Puisque
Puisque tout le monde s'y met, pourquoi rester en reste? La guerre a donc cent ans. Enfin, celle dont on parle tant. Et la guerre de cent ans, quel âge a-t-elle? Et celle des six jours? Des quatre jeudis? Du 17 novembre?
Mon arrière-grand-père maternel faisait sans doute partie de cette bande qui s'amusait du corps de celle qui, par inadvertance ou inattention, deviendrait mon arrière-grand-mère. Le géniteur (celui qui se disait tel), beurré - bourré, s'en alla déclarer la naissance. Quand on lui demanda les noms qu'il souhaitait donner à son rejeton, il appela le ciel à son secours: une étoile s'alluma. "Gaspard, Melchior, Balhazar" s'écria-t-il avant de suivre l'étoile. Personne ne le revit jamais. Sans doute a-t-il rejoint les vignes du Seigneur car il existe un Château Lavergne quelque part dans le bordelais.
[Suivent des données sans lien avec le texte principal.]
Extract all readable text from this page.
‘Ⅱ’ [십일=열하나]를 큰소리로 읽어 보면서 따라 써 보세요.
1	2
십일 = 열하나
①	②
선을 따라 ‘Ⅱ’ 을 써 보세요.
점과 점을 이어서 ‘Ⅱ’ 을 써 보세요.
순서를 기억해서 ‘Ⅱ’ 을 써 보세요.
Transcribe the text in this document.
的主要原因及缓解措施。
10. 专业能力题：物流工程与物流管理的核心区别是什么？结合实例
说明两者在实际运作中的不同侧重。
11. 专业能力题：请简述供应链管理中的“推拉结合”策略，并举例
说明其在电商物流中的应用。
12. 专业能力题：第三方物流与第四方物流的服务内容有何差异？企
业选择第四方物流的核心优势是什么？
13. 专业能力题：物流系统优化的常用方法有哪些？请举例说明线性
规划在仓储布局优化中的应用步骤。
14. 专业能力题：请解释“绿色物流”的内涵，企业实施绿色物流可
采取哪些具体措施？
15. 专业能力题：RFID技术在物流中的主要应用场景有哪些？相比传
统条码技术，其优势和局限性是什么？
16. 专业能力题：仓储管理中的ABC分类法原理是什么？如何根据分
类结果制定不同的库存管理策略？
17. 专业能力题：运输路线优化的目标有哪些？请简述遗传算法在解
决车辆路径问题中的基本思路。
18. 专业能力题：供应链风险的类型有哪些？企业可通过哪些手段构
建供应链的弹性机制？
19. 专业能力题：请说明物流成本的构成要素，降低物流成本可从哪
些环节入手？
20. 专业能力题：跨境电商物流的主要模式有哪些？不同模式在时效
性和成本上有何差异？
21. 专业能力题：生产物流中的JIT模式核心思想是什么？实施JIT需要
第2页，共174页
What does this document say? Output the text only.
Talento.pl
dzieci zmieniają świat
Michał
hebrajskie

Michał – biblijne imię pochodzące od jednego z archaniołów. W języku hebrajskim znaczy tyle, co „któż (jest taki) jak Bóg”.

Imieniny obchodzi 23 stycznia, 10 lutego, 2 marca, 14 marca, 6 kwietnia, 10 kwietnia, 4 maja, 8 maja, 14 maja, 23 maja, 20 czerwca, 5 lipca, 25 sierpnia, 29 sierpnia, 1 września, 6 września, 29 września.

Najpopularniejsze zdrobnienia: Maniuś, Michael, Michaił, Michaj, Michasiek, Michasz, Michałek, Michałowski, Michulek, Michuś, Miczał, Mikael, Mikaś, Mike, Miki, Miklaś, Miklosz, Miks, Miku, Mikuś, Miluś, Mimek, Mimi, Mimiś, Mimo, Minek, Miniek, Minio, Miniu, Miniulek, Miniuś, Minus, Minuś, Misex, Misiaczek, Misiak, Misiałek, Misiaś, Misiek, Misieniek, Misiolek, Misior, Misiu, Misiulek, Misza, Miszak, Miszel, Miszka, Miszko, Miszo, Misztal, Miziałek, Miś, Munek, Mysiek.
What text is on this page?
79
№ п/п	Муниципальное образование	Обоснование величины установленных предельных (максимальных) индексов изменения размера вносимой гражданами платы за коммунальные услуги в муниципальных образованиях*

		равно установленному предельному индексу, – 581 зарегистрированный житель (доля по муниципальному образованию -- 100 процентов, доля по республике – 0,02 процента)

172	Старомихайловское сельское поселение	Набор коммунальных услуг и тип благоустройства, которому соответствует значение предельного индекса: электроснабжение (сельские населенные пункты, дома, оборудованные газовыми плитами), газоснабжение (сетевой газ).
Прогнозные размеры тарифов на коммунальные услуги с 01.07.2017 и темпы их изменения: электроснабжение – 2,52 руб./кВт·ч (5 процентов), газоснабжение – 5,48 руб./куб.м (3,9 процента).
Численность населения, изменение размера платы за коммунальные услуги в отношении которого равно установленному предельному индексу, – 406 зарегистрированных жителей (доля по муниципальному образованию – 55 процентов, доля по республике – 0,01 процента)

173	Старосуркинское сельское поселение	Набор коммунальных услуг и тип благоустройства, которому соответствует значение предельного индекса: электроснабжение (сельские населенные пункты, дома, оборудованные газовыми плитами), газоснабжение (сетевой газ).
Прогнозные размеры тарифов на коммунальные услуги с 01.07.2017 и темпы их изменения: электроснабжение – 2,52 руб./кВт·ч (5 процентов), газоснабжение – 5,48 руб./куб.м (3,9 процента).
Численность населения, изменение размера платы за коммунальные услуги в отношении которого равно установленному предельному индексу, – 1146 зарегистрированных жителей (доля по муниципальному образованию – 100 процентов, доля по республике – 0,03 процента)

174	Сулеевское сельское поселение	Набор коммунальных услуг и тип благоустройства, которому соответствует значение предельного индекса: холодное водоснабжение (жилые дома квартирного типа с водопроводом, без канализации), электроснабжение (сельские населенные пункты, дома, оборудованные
La maman s'en alla, elle aussi, vers un autre ciel ou une autre terre. Placement du gamin dans un orphelinat de soeurs cathos qui n'étaient pas bonnes du tout: brimades, vexations, tabas - pas - sages: un gamin né de personnes n'étant personne, les soeurs-crapauds crapules le traitaient comme ce qu'il valait à leurs yeux: rien. A 14 ans, il passa par la fenêtre et vécut on ne sait trop comment jusqu'au jour où, à 17 ans, il s'engagea dans l'armée, en juillet 1914. Il fut le plus jeune guerrier enrôlé dans l'armée belge. Il vécut dans les tranchées de l'Yser durant quelques années et connut tous les enfers que des historiens ont mieux décrits. Rentré dans sa région natale, il rencontra puis épousa ma grand-mère, qui tenait un café. Ils firent quatre enfants puis il mourut d'une cirrhose en 1951. Il poussait mon landeau tous les jours. Pendant un an: il est mort aujourd'hui, voilà 63 ans, le jour du trente-septième anniversaire de la mobilisation générale belge. On n'a rien fêté, ce jour-là.